Tragedy for a Mining Community
Of the miners who were killed, 19 died of carbon monoxide intoxication, while the 10 other miners were killed by the explosions.
Three layers of protection designed to safeguard the lives of miners failed at Upper Big Branch.
First, Massey's pre-shift/on-shift examination system broke down so that safety hazards either were not recorded, or, if recorded, were not corrected. Second, the U.S. Mine Safety and Health Administration failed to use all the tools at its disposal to ensure that the company was compliant with federal laws. Third, the West Virginia Office of Miners' Health Safety and Training failed in its role of enforcing state laws and serving as a watchdog for coal miners.
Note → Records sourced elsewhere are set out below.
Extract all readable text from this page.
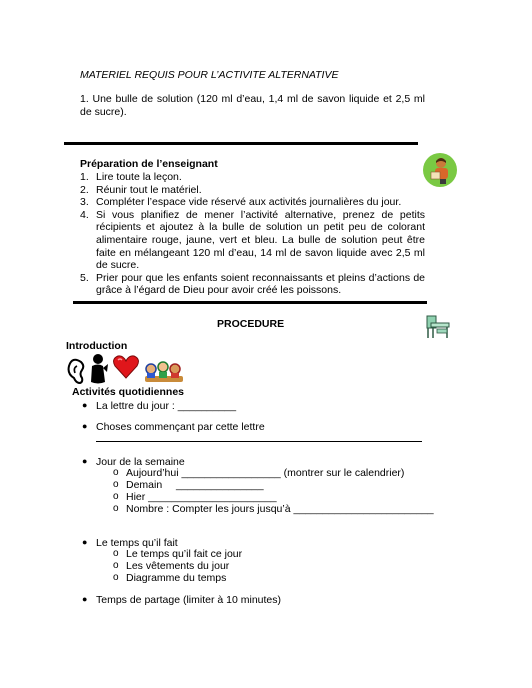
MATERIEL REQUIS POUR L’ACTIVITE ALTERNATIVE
1. Une bulle de solution (120 ml d’eau, 1,4 ml de savon liquide et 2,5 ml de sucre).
Préparation de l’enseignant
1. Lire toute la leçon.
2. Réunir tout le matériel.
3. Compléter l’espace vide réservé aux activités journalières du jour.
4. Si vous planifiez de mener l’activité alternative, prenez de petits récipients et ajoutez à la bulle de solution un petit peu de colorant alimentaire rouge, jaune, vert et bleu. La bulle de solution peut être faite en mélangeant 120 ml d’eau, 14 ml de savon liquide avec 2,5 ml de sucre.
5. Prier pour que les enfants soient reconnaissants et pleins d’actions de grâce à l’égard de Dieu pour avoir créé les poissons.
PROCEDURE
Introduction
Activités quotidiennes
● La lettre du jour : __________
● Choses commençant par cette lettre
● Jour de la semaine
o Aujourd’hui _________________ (montrer sur le calendrier)
o Demain _______________
o Hier ______________________
o Nombre : Compter les jours jusqu’à ________________________
● Le temps qu’il fait
o Le temps qu’il fait ce jour
o Les vêtements du jour
o Diagramme du temps
● Temps de partage (limiter à 10 minutes)
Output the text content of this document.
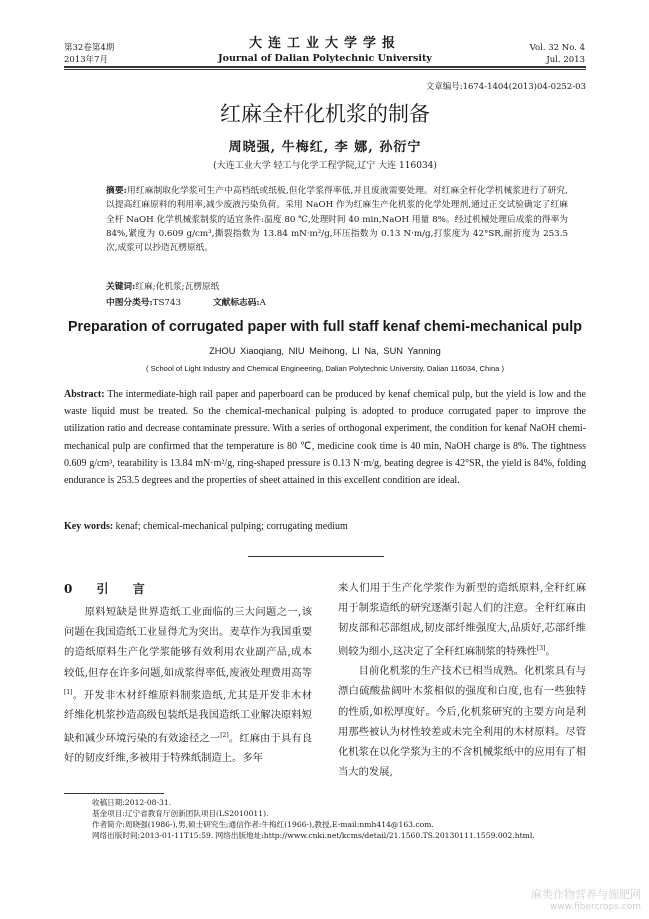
第32卷第4期
2013年7月
大连工业大学学报
Journal of Dalian Polytechnic University
Vol. 32 No. 4
Jul. 2013
文章编号:1674-1404(2013)04-0252-03
红麻全杆化机浆的制备
周晓强, 牛梅红, 李 娜, 孙衍宁
(大连工业大学 轻工与化学工程学院,辽宁 大连 116034)
摘要:用红麻制取化学浆可生产中高档纸或纸板,但化学浆得率低,并且废液需要处理。对红麻全杆化学机械浆进行了研究,以提高红麻原料的利用率,减少废液污染负荷。采用 NaOH 作为红麻生产化机浆的化学处理剂,通过正交试验确定了红麻全杆 NaOH 化学机械浆制浆的适宜条件:温度 80 ℃,处理时间 40 min,NaOH 用量 8%。经过机械处理后成浆的得率为 84%,紧度为 0.609 g/cm³,撕裂指数为 13.84 mN·m²/g,环压指数为 0.13 N·m/g,打浆度为 42°SR,耐折度为 253.5 次,成浆可以抄造瓦楞原纸。
关键词:红麻;化机浆;瓦楞原纸
中图分类号:TS743	文献标志码:A
Preparation of corrugated paper with full staff kenaf chemi-mechanical pulp
ZHOU Xiaoqiang, NIU Meihong, LI Na, SUN Yanning
( School of Light Industry and Chemical Engineering, Dalian Polytechnic University, Dalian 116034, China )
Abstract: The intermediate-high rail paper and paperboard can be produced by kenaf chemical pulp, but the yield is low and the waste liquid must be treated. So the chemical-mechanical pulping is adopted to produce corrugated paper to improve the utilization ratio and decrease contaminate pressure. With a series of orthogonal experiment, the condition for kenaf NaOH chemi-mechanical pulp are confirmed that the temperature is 80 ℃, medicine cook time is 40 min, NaOH charge is 8%. The tightness 0.609 g/cm³, tearability is 13.84 mN·m²/g, ring-shaped pressure is 0.13 N·m/g, beating degree is 42°SR, the yield is 84%, folding endurance is 253.5 degrees and the properties of sheet attained in this excellent condition are ideal.
Key words: kenaf; chemical-mechanical pulping; corrugating medium
0 引 言

原料短缺是世界造纸工业面临的三大问题之一,该问题在我国造纸工业显得尤为突出。麦草作为我国重要的造纸原料生产化学浆能够有效利用农业副产品,成本较低,但存在许多问题,如成浆得率低,废液处理费用高等[1]。开发非木材纤维原料制浆造纸,尤其是开发非木材纤维化机浆抄造高级包装纸是我国造纸工业解决原料短缺和减少环境污染的有效途径之一[2]。红麻由于具有良好的韧皮纤维,多被用于特殊纸制造上。多年

来人们用于生产化学浆作为新型的造纸原料,全秆红麻用于制浆造纸的研究逐渐引起人们的注意。全秆红麻由韧皮部和芯部组成,韧皮部纤维强度大,品质好,芯部纤维则较为细小,这决定了全秆红麻制浆的特殊性[3]。

目前化机浆的生产技术已相当成熟。化机浆具有与漂白硫酸盐阔叶木浆相似的强度和白度,也有一些独特的性质,如松厚度好。今后,化机浆研究的主要方向是利用那些被认为材性较差或未完全利用的木材原料。尽管化机浆在以化学浆为主的不含机械浆纸中的应用有了相当大的发展,

收稿日期:2012-08-31.
基金项目:辽宁省教育厅创新团队项目(LS2010011).
作者简介:周晓强(1986-),男,硕士研究生;通信作者:牛梅红(1966-),教授,E-mail:nmh414@163.com.
网络出版时间:2013-01-11T15:59. 网络出版地址:http://www.cnki.net/kcms/detail/21.1560.TS.20130111.1559.002.html.
麻类作物营养与施肥网
www.fibercrops.com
The deaths devastated the residents of Raleigh County, a mining community in West Virginia. The accident at the Upper Big Branch Mine was this country's worst mining disaster in 40 years.
For the families of the lost miners, the report will not bring solace, but may help them understand what happened on April 5, 2010, when fire erupted in the mine.
"There just ain't no peace out there right now. There just isn't," Charles Davis, 76, who lost his son Timmy, 51, and grandsons, Cory, 21, and Joshua, 27, in the accident, told ABC News.
"My boy, he was everything," he said in April while fighting back tears. "I can't look at the pictures. I can't say their names."